Solun Türkiye’de bu şekilde tarih sahnesine çıkması, Kürtler başta olmak üzere diğer ezilen milliyetler ile arasının daha bir açılmasına neden olmuş, Kemalizmin yanında durdukça, sol, ezilen milliyetlere giderek yabancılaşmıştır. Türkiye sosyalist hareketinin sorunlu bir parti programı ile ortaya çıkmasının en önemli nedeni, Sovyetler Birliği'nde yaşanan politik dönüşümle birebir alakalıdır.

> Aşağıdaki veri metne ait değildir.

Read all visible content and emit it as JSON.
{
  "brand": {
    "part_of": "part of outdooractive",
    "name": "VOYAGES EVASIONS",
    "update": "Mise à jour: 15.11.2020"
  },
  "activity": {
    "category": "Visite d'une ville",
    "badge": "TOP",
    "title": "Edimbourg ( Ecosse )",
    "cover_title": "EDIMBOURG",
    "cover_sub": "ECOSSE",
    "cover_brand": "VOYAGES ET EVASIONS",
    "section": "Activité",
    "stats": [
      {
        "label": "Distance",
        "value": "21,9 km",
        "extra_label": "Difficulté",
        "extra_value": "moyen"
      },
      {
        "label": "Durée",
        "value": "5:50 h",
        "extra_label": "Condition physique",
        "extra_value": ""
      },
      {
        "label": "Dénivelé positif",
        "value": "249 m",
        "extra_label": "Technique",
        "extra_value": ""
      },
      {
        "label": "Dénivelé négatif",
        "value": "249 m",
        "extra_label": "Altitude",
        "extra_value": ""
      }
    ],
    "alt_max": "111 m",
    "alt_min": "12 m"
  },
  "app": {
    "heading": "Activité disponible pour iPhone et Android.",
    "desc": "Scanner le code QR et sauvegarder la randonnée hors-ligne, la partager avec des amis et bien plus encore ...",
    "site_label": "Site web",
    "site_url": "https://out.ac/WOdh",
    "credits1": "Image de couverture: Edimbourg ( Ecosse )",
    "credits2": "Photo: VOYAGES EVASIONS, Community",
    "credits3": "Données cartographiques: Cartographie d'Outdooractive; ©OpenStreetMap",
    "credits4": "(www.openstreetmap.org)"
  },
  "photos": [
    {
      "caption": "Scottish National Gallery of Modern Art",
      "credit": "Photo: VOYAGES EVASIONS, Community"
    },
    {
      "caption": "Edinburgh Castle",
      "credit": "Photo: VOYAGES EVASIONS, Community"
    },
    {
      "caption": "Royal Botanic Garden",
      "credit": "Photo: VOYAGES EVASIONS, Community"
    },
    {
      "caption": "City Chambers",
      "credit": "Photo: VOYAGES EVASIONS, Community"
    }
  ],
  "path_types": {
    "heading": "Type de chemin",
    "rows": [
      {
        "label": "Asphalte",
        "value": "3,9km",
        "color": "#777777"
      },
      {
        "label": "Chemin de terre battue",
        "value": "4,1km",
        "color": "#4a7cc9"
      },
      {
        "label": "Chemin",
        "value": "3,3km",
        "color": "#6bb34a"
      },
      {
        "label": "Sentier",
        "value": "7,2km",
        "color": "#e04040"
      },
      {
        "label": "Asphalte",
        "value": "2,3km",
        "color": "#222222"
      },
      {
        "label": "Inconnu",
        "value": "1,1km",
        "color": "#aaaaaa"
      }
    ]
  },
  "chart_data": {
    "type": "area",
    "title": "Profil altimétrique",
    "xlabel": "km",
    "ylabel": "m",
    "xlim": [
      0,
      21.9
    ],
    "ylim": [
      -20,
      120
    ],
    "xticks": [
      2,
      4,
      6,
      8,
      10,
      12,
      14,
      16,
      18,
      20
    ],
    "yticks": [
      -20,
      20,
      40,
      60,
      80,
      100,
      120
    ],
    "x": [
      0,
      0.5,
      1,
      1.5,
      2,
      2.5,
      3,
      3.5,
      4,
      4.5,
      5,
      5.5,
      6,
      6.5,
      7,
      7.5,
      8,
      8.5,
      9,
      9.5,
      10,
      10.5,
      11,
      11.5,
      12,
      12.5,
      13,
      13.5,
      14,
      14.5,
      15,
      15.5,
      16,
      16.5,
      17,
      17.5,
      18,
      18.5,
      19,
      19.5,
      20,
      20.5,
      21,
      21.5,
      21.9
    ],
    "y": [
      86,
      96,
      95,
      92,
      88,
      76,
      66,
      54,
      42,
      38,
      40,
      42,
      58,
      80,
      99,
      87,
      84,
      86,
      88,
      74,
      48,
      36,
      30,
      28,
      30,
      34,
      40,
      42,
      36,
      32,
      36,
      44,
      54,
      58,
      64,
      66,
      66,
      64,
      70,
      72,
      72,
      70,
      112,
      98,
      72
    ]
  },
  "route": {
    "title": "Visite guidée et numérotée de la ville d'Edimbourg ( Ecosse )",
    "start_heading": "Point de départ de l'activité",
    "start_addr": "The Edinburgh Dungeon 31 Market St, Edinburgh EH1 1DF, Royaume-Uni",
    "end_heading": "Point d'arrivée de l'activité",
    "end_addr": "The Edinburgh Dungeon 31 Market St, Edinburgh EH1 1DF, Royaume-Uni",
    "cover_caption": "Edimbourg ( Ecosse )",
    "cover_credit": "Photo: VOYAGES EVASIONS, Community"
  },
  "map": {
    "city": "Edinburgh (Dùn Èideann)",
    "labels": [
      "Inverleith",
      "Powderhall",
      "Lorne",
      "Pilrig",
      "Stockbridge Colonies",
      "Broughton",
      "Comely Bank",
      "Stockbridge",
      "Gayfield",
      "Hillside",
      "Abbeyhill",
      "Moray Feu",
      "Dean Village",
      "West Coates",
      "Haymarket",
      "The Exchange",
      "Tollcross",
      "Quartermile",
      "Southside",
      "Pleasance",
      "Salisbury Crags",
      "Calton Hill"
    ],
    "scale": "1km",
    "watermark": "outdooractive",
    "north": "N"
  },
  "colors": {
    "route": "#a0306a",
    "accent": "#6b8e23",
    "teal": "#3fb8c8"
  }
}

Sovyetler Birliği'nin dünya devrimi hedefinden vazgeçip "tek ülkede sosyalizm olabilir" gibi gerici bir ideoloji ile kendi yeni teorizasyon süreci içerisine girmesi ve dünyadaki diğer sosyalist hareketleri de bu teorizasyon süreci içerisinde şekillendirmek istemesi, ulus devlet pratiği ile hareket etmesi, aşamalı devrim gibi küçük burjuva önderlikleri desteklemesi (Türkiye’de bunun karşılığı Kemalizmdir) Türkiye sosyalist hareketinin de SSCB’deki bu dönüşümden nasibini almasını sağlamıştır.

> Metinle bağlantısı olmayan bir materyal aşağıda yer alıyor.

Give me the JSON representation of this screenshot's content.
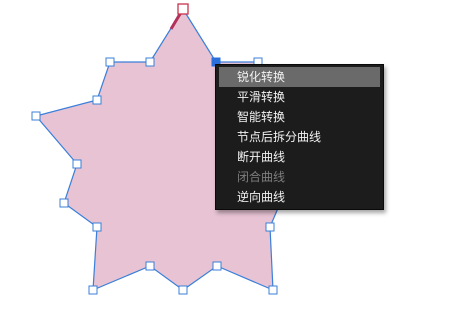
{
  "context_menu": {
    "items": [
      {
        "label": "锐化转换",
        "state": "highlighted"
      },
      {
        "label": "平滑转换",
        "state": "normal"
      },
      {
        "label": "智能转换",
        "state": "normal"
      },
      {
        "label": "节点后拆分曲线",
        "state": "normal"
      },
      {
        "label": "断开曲线",
        "state": "normal"
      },
      {
        "label": "闭合曲线",
        "state": "disabled"
      },
      {
        "label": "逆向曲线",
        "state": "normal"
      }
    ]
  },
  "colors": {
    "shape_fill": "#e7c3d3",
    "path_stroke": "#3a7fd9",
    "selected_segment": "#b2305a",
    "selected_node": "#c9324f",
    "active_node": "#2a6fdb",
    "menu_bg": "#1c1c1c",
    "menu_highlight": "#6a6a6a",
    "menu_text": "#f2f2f2",
    "menu_disabled_text": "#7d7d7d"
  }
}
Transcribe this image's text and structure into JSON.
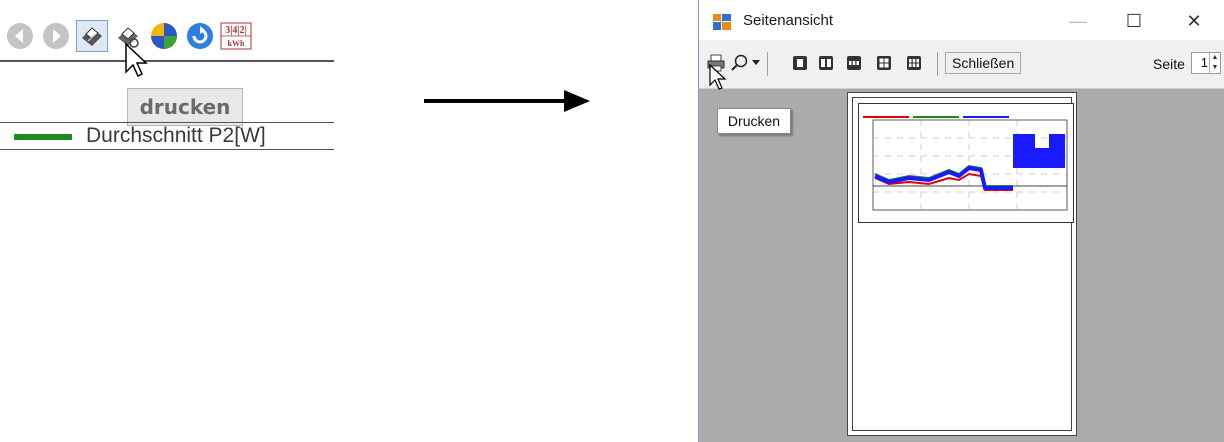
{
  "left": {
    "toolbar_icons": [
      "back-icon",
      "forward-icon",
      "print-icon",
      "print-setup-icon",
      "pie-chart-icon",
      "refresh-icon",
      "energy-counter-icon"
    ],
    "energy_counter_digits": "3|4|2|",
    "energy_counter_unit": "kWh",
    "tooltip": "drucken",
    "legend_label": "Durchschnitt P2[W]",
    "legend_color": "#1f8a1f"
  },
  "preview": {
    "window_title": "Seitenansicht",
    "minimize_glyph": "—",
    "maximize_glyph": "☐",
    "close_glyph": "✕",
    "close_button_label": "Schließen",
    "page_label": "Seite",
    "page_value": "1",
    "tooltip": "Drucken",
    "toolbar_icons": [
      "print-icon",
      "zoom-icon",
      "zoom-dropdown-icon",
      "one-page-icon",
      "two-pages-icon",
      "three-pages-icon",
      "four-pages-icon",
      "six-pages-icon"
    ]
  },
  "colors": {
    "series_red": "#e00000",
    "series_green": "#1f8a1f",
    "series_blue": "#1a1aff",
    "window_border": "#7aa0c8",
    "preview_background": "#ababab"
  }
}
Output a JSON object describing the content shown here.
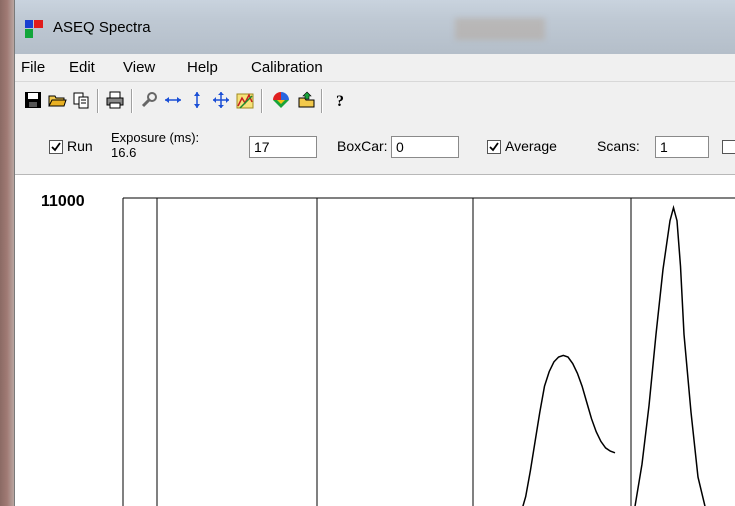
{
  "window": {
    "title": "ASEQ Spectra"
  },
  "menu": {
    "items": [
      "File",
      "Edit",
      "View",
      "Help",
      "Calibration"
    ]
  },
  "toolbar": {
    "icons": [
      "save-icon",
      "open-folder-icon",
      "copy-icon",
      "print-icon",
      "wrench-icon",
      "zoom-horizontal-icon",
      "zoom-vertical-icon",
      "pan-icon",
      "autoscale-icon",
      "color-picker-icon",
      "folder-open-icon",
      "help-icon"
    ]
  },
  "controls": {
    "run_label": "Run",
    "run_checked": true,
    "exposure_label": "Exposure (ms):",
    "exposure_readout": "16.6",
    "exposure_value": "17",
    "boxcar_label": "BoxCar:",
    "boxcar_value": "0",
    "average_label": "Average",
    "average_checked": true,
    "scans_label": "Scans:",
    "scans_value": "1"
  },
  "chart_data": {
    "type": "line",
    "y_tick_labels": [
      "11000"
    ],
    "ylim": [
      0,
      11000
    ],
    "grid": true,
    "series": [
      {
        "x": [
          0.0,
          0.05,
          0.1,
          0.15,
          0.2,
          0.25,
          0.3,
          0.35,
          0.4,
          0.45,
          0.5,
          0.55,
          0.6,
          0.65,
          0.7,
          0.75,
          0.8,
          0.85,
          0.9,
          0.95,
          1.0
        ],
        "values": [
          1300,
          1800,
          2600,
          3500,
          4400,
          5200,
          5650,
          5950,
          6100,
          6150,
          6100,
          5900,
          5600,
          5200,
          4700,
          4200,
          3800,
          3500,
          3300,
          3200,
          3150
        ]
      },
      {
        "x": [
          0.0,
          0.1,
          0.2,
          0.3,
          0.4,
          0.5,
          0.55,
          0.6,
          0.65,
          0.7,
          0.8,
          0.9,
          1.0
        ],
        "values": [
          1500,
          2800,
          4600,
          6800,
          8800,
          10300,
          10700,
          10300,
          8900,
          6800,
          4400,
          2400,
          1500
        ]
      }
    ]
  }
}
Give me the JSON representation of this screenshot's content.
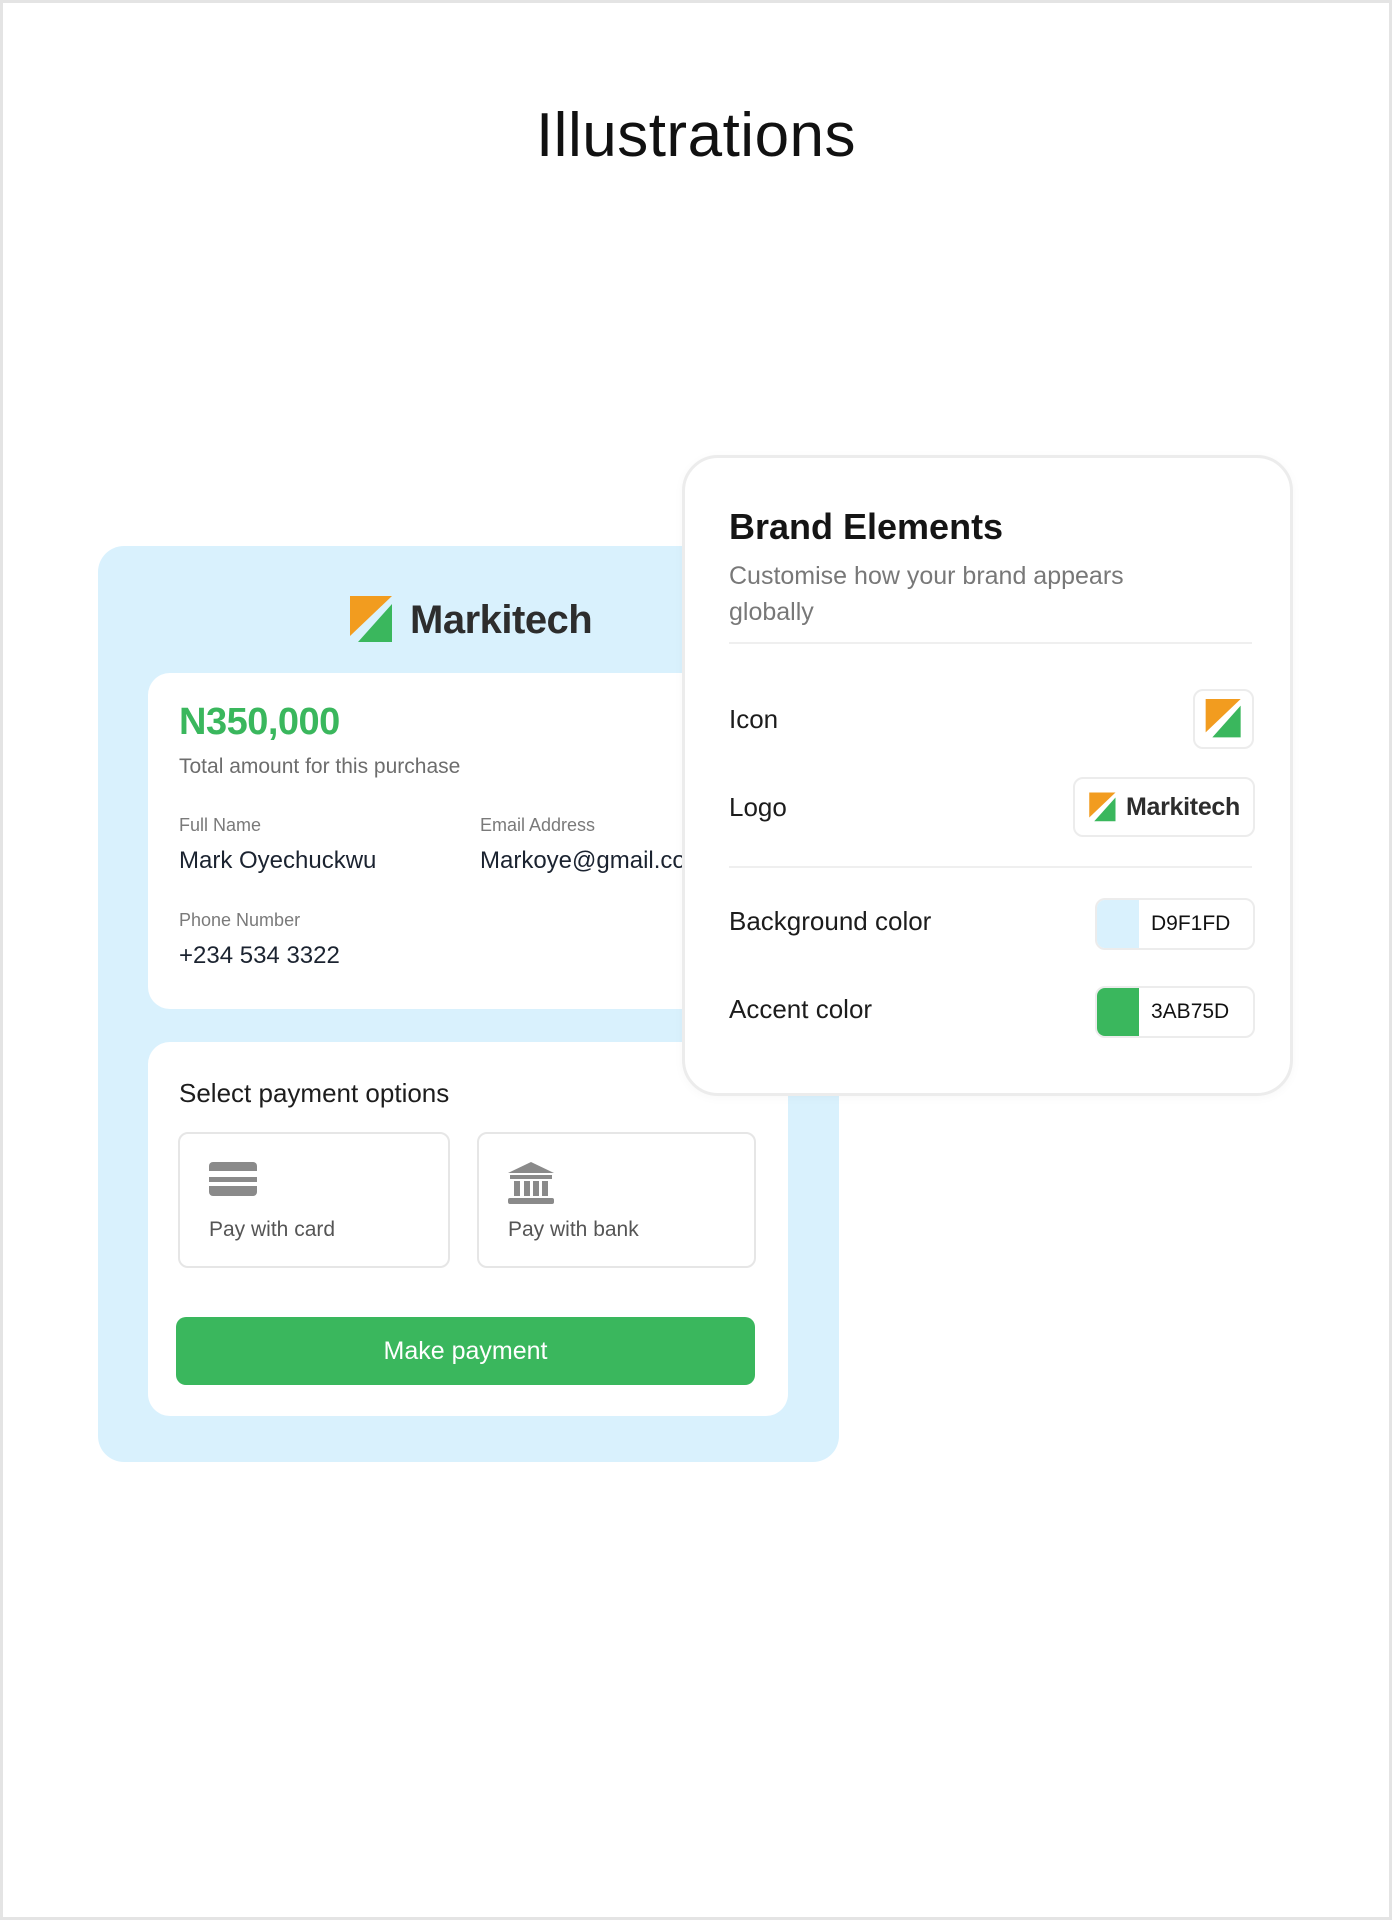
{
  "page": {
    "title": "Illustrations"
  },
  "colors": {
    "accent": "#3AB75D",
    "background": "#D9F1FD",
    "logo_orange": "#F29C1F"
  },
  "checkout": {
    "brand_name": "Markitech",
    "amount": "N350,000",
    "amount_caption": "Total amount for this purchase",
    "fields": {
      "full_name": {
        "label": "Full Name",
        "value": "Mark Oyechuckwu"
      },
      "email": {
        "label": "Email Address",
        "value": "Markoye@gmail.com"
      },
      "phone": {
        "label": "Phone Number",
        "value": "+234 534 3322"
      }
    },
    "payment": {
      "title": "Select payment options",
      "options": [
        {
          "label": "Pay with card",
          "icon": "credit-card-icon"
        },
        {
          "label": "Pay with bank",
          "icon": "bank-icon"
        }
      ],
      "button_label": "Make payment"
    }
  },
  "brand_elements": {
    "title": "Brand Elements",
    "subtitle": "Customise how your brand appears globally",
    "icon_label": "Icon",
    "logo_label": "Logo",
    "logo_text": "Markitech",
    "background_color": {
      "label": "Background color",
      "hex": "D9F1FD",
      "swatch": "#D9F1FD"
    },
    "accent_color": {
      "label": "Accent color",
      "hex": "3AB75D",
      "swatch": "#3AB75D"
    }
  }
}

Türkiye sosyalist hareketi, kısaca ifade etmek gerekirse, doğuşundan itibaren Stalinist ve Stalinist olduğu için de Kemalisttir. Niye Kemalist olduğunun cevabı, esasında Stalinist olmasıyla alakalı bir durumdur. Tabii bu durum yavaş yavaş değişecek, Türkiye’de özellikle 1960’lar ile birlikte değişmeye başlayacak Türkiye sosyalist hareketi Kürt sorunu, ezilen milliyetler sorununa eskisine göre tam yeterli olmasa bile daha ilerici bir tarzda bakmaya başlayacaktır. Türkiye sosyalist hareketinin Kürt sorununu giderek gündemine alması, Kürtlerin 1938 Dersim direnişinden sonra içine girdikleri sakinliği, suskunluğu bozmalarıyla alakalı bir durumdur.

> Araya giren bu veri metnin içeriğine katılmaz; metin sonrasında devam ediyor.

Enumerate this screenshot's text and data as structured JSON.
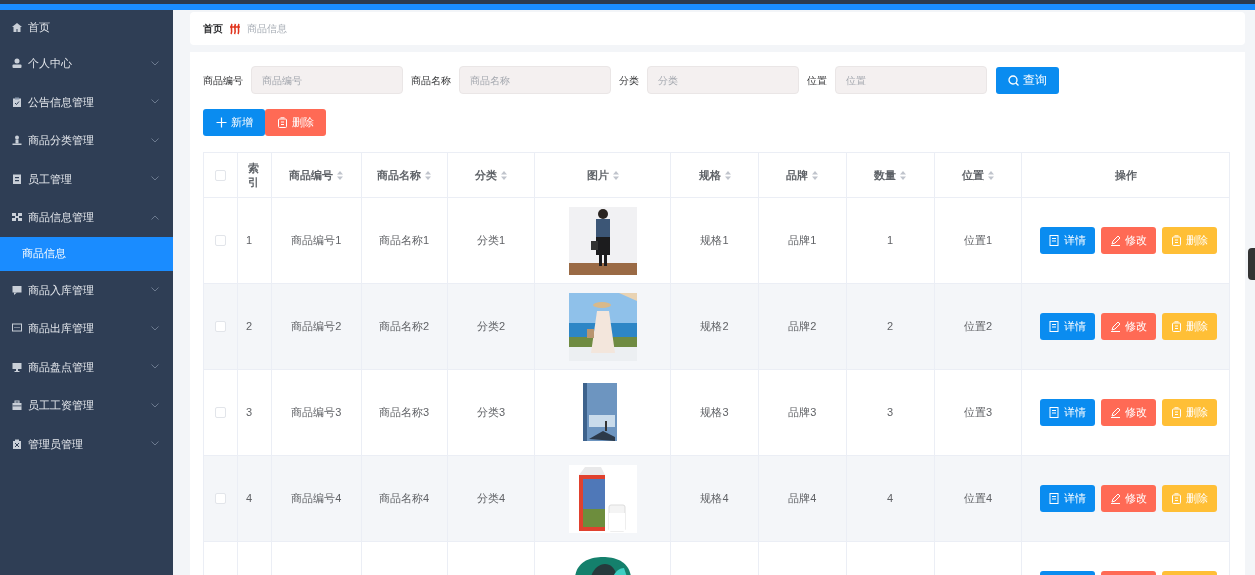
{
  "sidebar": {
    "items": [
      {
        "label": "首页",
        "selected": false
      },
      {
        "label": "个人中心",
        "expanded": false,
        "selected": false
      },
      {
        "label": "公告信息管理",
        "expanded": false,
        "selected": false
      },
      {
        "label": "商品分类管理",
        "expanded": false,
        "selected": false
      },
      {
        "label": "员工管理",
        "expanded": false,
        "selected": false
      },
      {
        "label": "商品信息管理",
        "expanded": true,
        "selected": false,
        "children": [
          {
            "label": "商品信息",
            "selected": true
          }
        ]
      },
      {
        "label": "商品入库管理",
        "expanded": false,
        "selected": false
      },
      {
        "label": "商品出库管理",
        "expanded": false,
        "selected": false
      },
      {
        "label": "商品盘点管理",
        "expanded": false,
        "selected": false
      },
      {
        "label": "员工工资管理",
        "expanded": false,
        "selected": false
      },
      {
        "label": "管理员管理",
        "expanded": false,
        "selected": false
      }
    ]
  },
  "breadcrumb": [
    "首页",
    "商品信息"
  ],
  "filters": [
    {
      "label": "商品编号",
      "placeholder": "商品编号"
    },
    {
      "label": "商品名称",
      "placeholder": "商品名称"
    },
    {
      "label": "分类",
      "placeholder": "分类"
    },
    {
      "label": "位置",
      "placeholder": "位置"
    }
  ],
  "search_button": "查询",
  "toolbar": [
    {
      "kind": "add",
      "label": "新增"
    },
    {
      "kind": "delete",
      "label": "删除"
    }
  ],
  "table": {
    "columns": [
      {
        "label": "索引",
        "sortable": false
      },
      {
        "label": "商品编号",
        "sortable": true
      },
      {
        "label": "商品名称",
        "sortable": true
      },
      {
        "label": "分类",
        "sortable": true
      },
      {
        "label": "图片",
        "sortable": true
      },
      {
        "label": "规格",
        "sortable": true
      },
      {
        "label": "品牌",
        "sortable": true
      },
      {
        "label": "数量",
        "sortable": true
      },
      {
        "label": "位置",
        "sortable": true
      },
      {
        "label": "操作",
        "sortable": false
      }
    ],
    "header_checked": false,
    "rows": [
      {
        "checked": false,
        "cells": [
          "1",
          "商品编号1",
          "商品名称1",
          "分类1",
          null,
          "规格1",
          "品牌1",
          "1",
          "位置1"
        ],
        "actions": [
          {
            "kind": "detail",
            "label": "详情"
          },
          {
            "kind": "edit",
            "label": "修改"
          },
          {
            "kind": "delete",
            "label": "删除"
          }
        ]
      },
      {
        "checked": false,
        "cells": [
          "2",
          "商品编号2",
          "商品名称2",
          "分类2",
          null,
          "规格2",
          "品牌2",
          "2",
          "位置2"
        ],
        "actions": [
          {
            "kind": "detail",
            "label": "详情"
          },
          {
            "kind": "edit",
            "label": "修改"
          },
          {
            "kind": "delete",
            "label": "删除"
          }
        ]
      },
      {
        "checked": false,
        "cells": [
          "3",
          "商品编号3",
          "商品名称3",
          "分类3",
          null,
          "规格3",
          "品牌3",
          "3",
          "位置3"
        ],
        "actions": [
          {
            "kind": "detail",
            "label": "详情"
          },
          {
            "kind": "edit",
            "label": "修改"
          },
          {
            "kind": "delete",
            "label": "删除"
          }
        ]
      },
      {
        "checked": false,
        "cells": [
          "4",
          "商品编号4",
          "商品名称4",
          "分类4",
          null,
          "规格4",
          "品牌4",
          "4",
          "位置4"
        ],
        "actions": [
          {
            "kind": "detail",
            "label": "详情"
          },
          {
            "kind": "edit",
            "label": "修改"
          },
          {
            "kind": "delete",
            "label": "删除"
          }
        ]
      }
    ],
    "partial_row": {
      "actions": [
        {
          "kind": "detail"
        },
        {
          "kind": "edit"
        },
        {
          "kind": "delete"
        }
      ]
    }
  }
}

Güney Kürdistan’da yükselen Mustafa Barzani hareketi, 1946 yılında İran Kürdistanı’nda ortaya çıkan Mahabat Kürdistan Cumhuriyeti, Kürtlerin tekrardan kendi sorunlarını, yani ulusal bir program ile tekrardan sahneye çıkmaları, ister istemez Kürtlerin aynı coğrafyada beraber yaşadıkları siyasetlerin kendi parti programlarında da revizyona, bir değişime gitmelerini sağlamıştır. Türkiye de, Türkiye İşçi Partisi ile başlayan başta doğu sorunu ve arkasından gelen doğu mitingleri olmak üzere gündeme gelen Kürt sorunu, 1938’den sonraki Türkiye Kürdistanı’ndaki sessizliği bozarak sorunun bu topraklarda farklı bir evreye girmesini sağlamıştır.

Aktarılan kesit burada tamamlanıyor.